At Sheba Medical Center, Israel’s largest hospital, a couple of wards for the treatment of light COVID-19 cases just closed, but according to Dr. Yael Haviv-Yadid, Director of Sheba’s COVID-19 Critical Care Wards, staff are still busy with critical patients, as young people account for a growing proportion of those seriously ill. This is mostly due to lower vaccination rates, and according to Dr. Haviv-Yadid: “There are young people who think nothing will happen to them, but we have to keep watching our health.”
While the pace of vaccinations has slowed somewhat in recent weeks, Israel’s success has spurred the government to ease restrictions on movement that have been in place for months. As of this week, sporting and cultural events will be open to those who have been fully vaccinated, and everyone will be allowed to go to malls and shops.
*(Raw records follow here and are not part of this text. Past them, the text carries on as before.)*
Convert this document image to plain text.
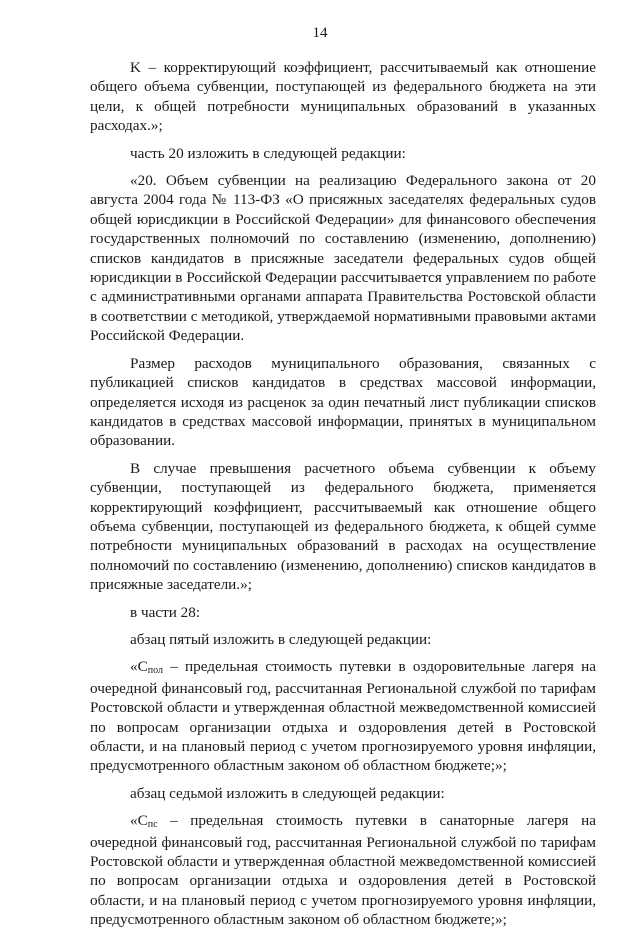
14

K – корректирующий коэффициент, рассчитываемый как отношение общего объема субвенции, поступающей из федерального бюджета на эти цели, к общей потребности муниципальных образований в указанных расходах.»;

часть 20 изложить в следующей редакции:

«20. Объем субвенции на реализацию Федерального закона от 20 августа 2004 года № 113-ФЗ «О присяжных заседателях федеральных судов общей юрисдикции в Российской Федерации» для финансового обеспечения государственных полномочий по составлению (изменению, дополнению) списков кандидатов в присяжные заседатели федеральных судов общей юрисдикции в Российской Федерации рассчитывается управлением по работе с административными органами аппарата Правительства Ростовской области в соответствии с методикой, утверждаемой нормативными правовыми актами Российской Федерации.

Размер расходов муниципального образования, связанных с публикацией списков кандидатов в средствах массовой информации, определяется исходя из расценок за один печатный лист публикации списков кандидатов в средствах массовой информации, принятых в муниципальном образовании.

В случае превышения расчетного объема субвенции к объему субвенции, поступающей из федерального бюджета, применяется корректирующий коэффициент, рассчитываемый как отношение общего объема субвенции, поступающей из федерального бюджета, к общей сумме потребности муниципальных образований в расходах на осуществление полномочий по составлению (изменению, дополнению) списков кандидатов в присяжные заседатели.»;

в части 28:

абзац пятый изложить в следующей редакции:

«Cпол – предельная стоимость путевки в оздоровительные лагеря на очередной финансовый год, рассчитанная Региональной службой по тарифам Ростовской области и утвержденная областной межведомственной комиссией по вопросам организации отдыха и оздоровления детей в Ростовской области, и на плановый период с учетом прогнозируемого уровня инфляции, предусмотренного областным законом об областном бюджете;»;

абзац седьмой изложить в следующей редакции:

«Cпс – предельная стоимость путевки в санаторные лагеря на очередной финансовый год, рассчитанная Региональной службой по тарифам Ростовской области и утвержденная областной межведомственной комиссией по вопросам организации отдыха и оздоровления детей в Ростовской области, и на плановый период с учетом прогнозируемого уровня инфляции, предусмотренного областным законом об областном бюджете;»;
According to experts, Israel’s success stems, in large part, from the ability of its centralized, efficient and advanced health care system to rapidly distribute the shots.
Israel’s Prime Minister, Benjamin Netanyahu, set a goal of inoculating most of the 6.5 million people older than 16 by the end of March, allowing the economy to completely reopen. About 4 million people- 43% of residents – have received at least one dose. Almost a third received two doses.